Here's an incomplete list of some of the best moments in my time at the University of Glasgow:
  • The many flat parties and nights spent in the company of beautiful and lovely friends; the common denominator of those nights is what I like to call jumpiness (or sheer bliss)  a state of bouncing around, laughing, loving life and everyone in it: essentially a return of my inner child, or a non-drunken drunk me.   
  • The first of many A1s, and I still remember the precise moment I found the data adequate enough to refute my marxist tutor and reward me my first A1; in my excitement I threw my hands up and cried 'YES!' only to realise that half of level 6 was staring at me angrily. 
  • The boring macro class when I received my acceptance to University of Sydney for the beginning of an adventure I cherish above every other. My year in Sydney was also one of growing up;  not only physically transforming me from a confused second-year to a dedicated forth-year student, but emotionally, intellectually, socially I matured from a rather naive and still impatient teenage-like person to a much more balanced, focused and dedicated grown-up (again, identification here is tricky, since the same development may have happened had I stayed in Glasgow).
  • The many stunning views of the Highlands, the impressive ancient Scottish castles, the gorgeous sunsets from what is no longer my living room. 
  • One of the first classes in economic history, where the wonderful Professor Jeffrey Fear charmed me into what has become a (probably) lifelong infatuation with the field. For this, I'll always be grateful, especially since there now is at least one thing perhaps the only thing?  I'm not completely awful at.
  • A sunny day in May 2014 when the Mises Institute accepted me for its one-week Summer University and changed the course of my life forever. It's a neat irony that I'm now leaving Glasgow precisely for a an entire summer at the Mises Institute
  • A certain acceptance letter received on a lazy Thursday evening exactly two months ago that I honoured by listening to Nothing Else Matters on repeat for hours while reading it and shaking my head in disbelief. I'm also incredibly grateful for the people in my environment who made me believe it was possible. 

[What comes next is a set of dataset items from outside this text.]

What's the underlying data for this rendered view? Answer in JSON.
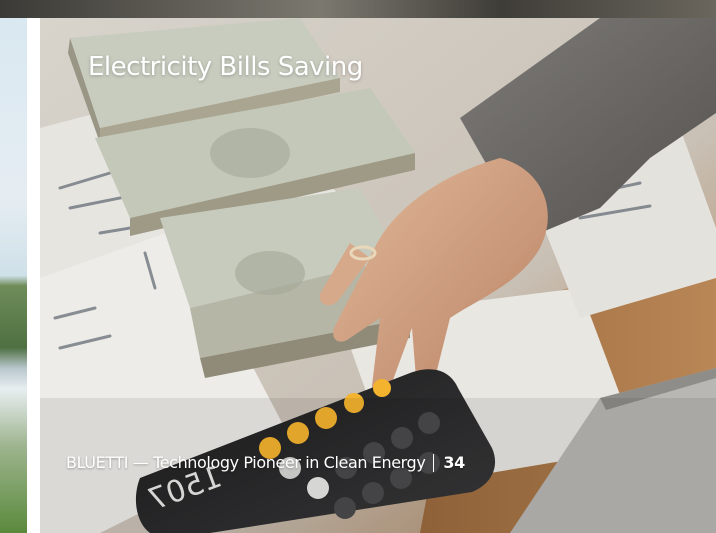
{
  "slide": {
    "title": "Electricity Bills Saving",
    "footer_text": "BLUETTI — Technology Pioneer in Clean Energy",
    "page_number": "34"
  },
  "image": {
    "description_icon": "calculator-money-photo"
  }
}
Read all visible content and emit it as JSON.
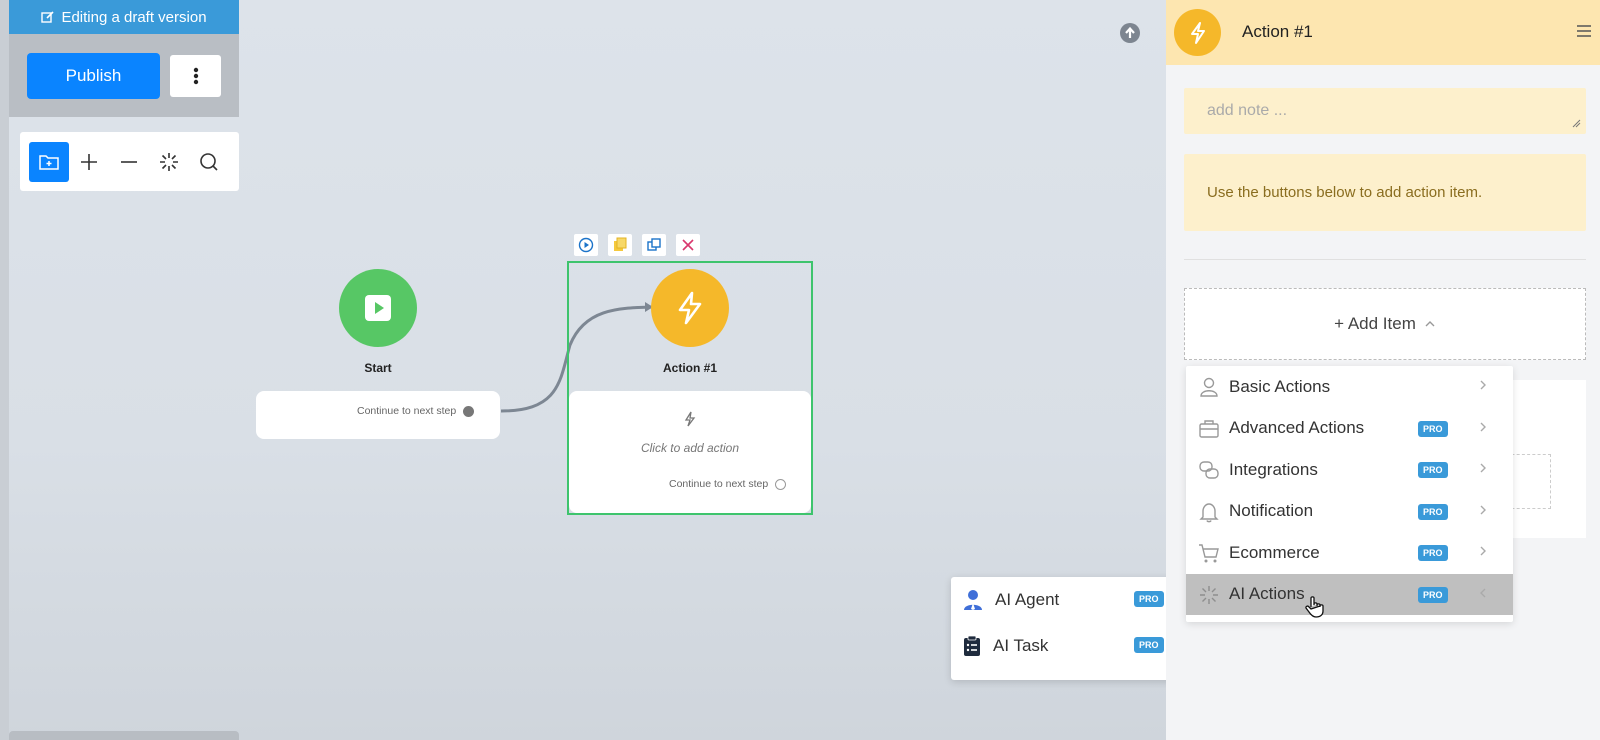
{
  "draft": {
    "label": "Editing a draft version"
  },
  "toolbar": {
    "publish_label": "Publish"
  },
  "canvas": {
    "start_node": {
      "title": "Start",
      "continue": "Continue to next step"
    },
    "action_node": {
      "title": "Action #1",
      "click_add": "Click to add action",
      "continue": "Continue to next step"
    }
  },
  "submenu": {
    "items": [
      {
        "label": "AI Agent",
        "badge": "PRO",
        "icon": "ai-agent-icon"
      },
      {
        "label": "AI Task",
        "badge": "PRO",
        "icon": "clipboard-list-icon"
      }
    ]
  },
  "panel": {
    "title": "Action #1",
    "note_placeholder": "add note ...",
    "info": "Use the buttons below to add action item.",
    "add_item": "+ Add Item",
    "menu": [
      {
        "label": "Basic Actions",
        "badge": "",
        "icon": "user-icon"
      },
      {
        "label": "Advanced Actions",
        "badge": "PRO",
        "icon": "briefcase-icon"
      },
      {
        "label": "Integrations",
        "badge": "PRO",
        "icon": "integrations-icon"
      },
      {
        "label": "Notification",
        "badge": "PRO",
        "icon": "bell-icon"
      },
      {
        "label": "Ecommerce",
        "badge": "PRO",
        "icon": "cart-icon"
      },
      {
        "label": "AI Actions",
        "badge": "PRO",
        "icon": "sparkle-icon"
      }
    ]
  },
  "colors": {
    "accent": "#0a84ff",
    "start": "#57c765",
    "action": "#f5b82a",
    "pro": "#3a9ad9",
    "frame": "#3ec46d"
  }
}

  • The many flows in writing essays, reading books and performing well. That feeling is second only to the bliss of non-drunken drunk me, and sometimes not even that.
Finally, I have become a much less frugal person, a much more forgiving person, and I believe a more agreeable acquaintance (I almost always say please!). Not coincidentally, I spend much more time on a yoga mat, and I have become a sucker for inspirational quotes (in particular, "The sun will rise and we will try again" and "the master has failed more times than the beginner has tried"), which are kinda essential for dealing with loss of confidence, rejection and recurring self-doubts. 

Oh, and I have also developed a serious case of addiction to high-quality dark chocolate and yummy food. All in all, four pretty wonderful years, and I wouldn't have them any other way.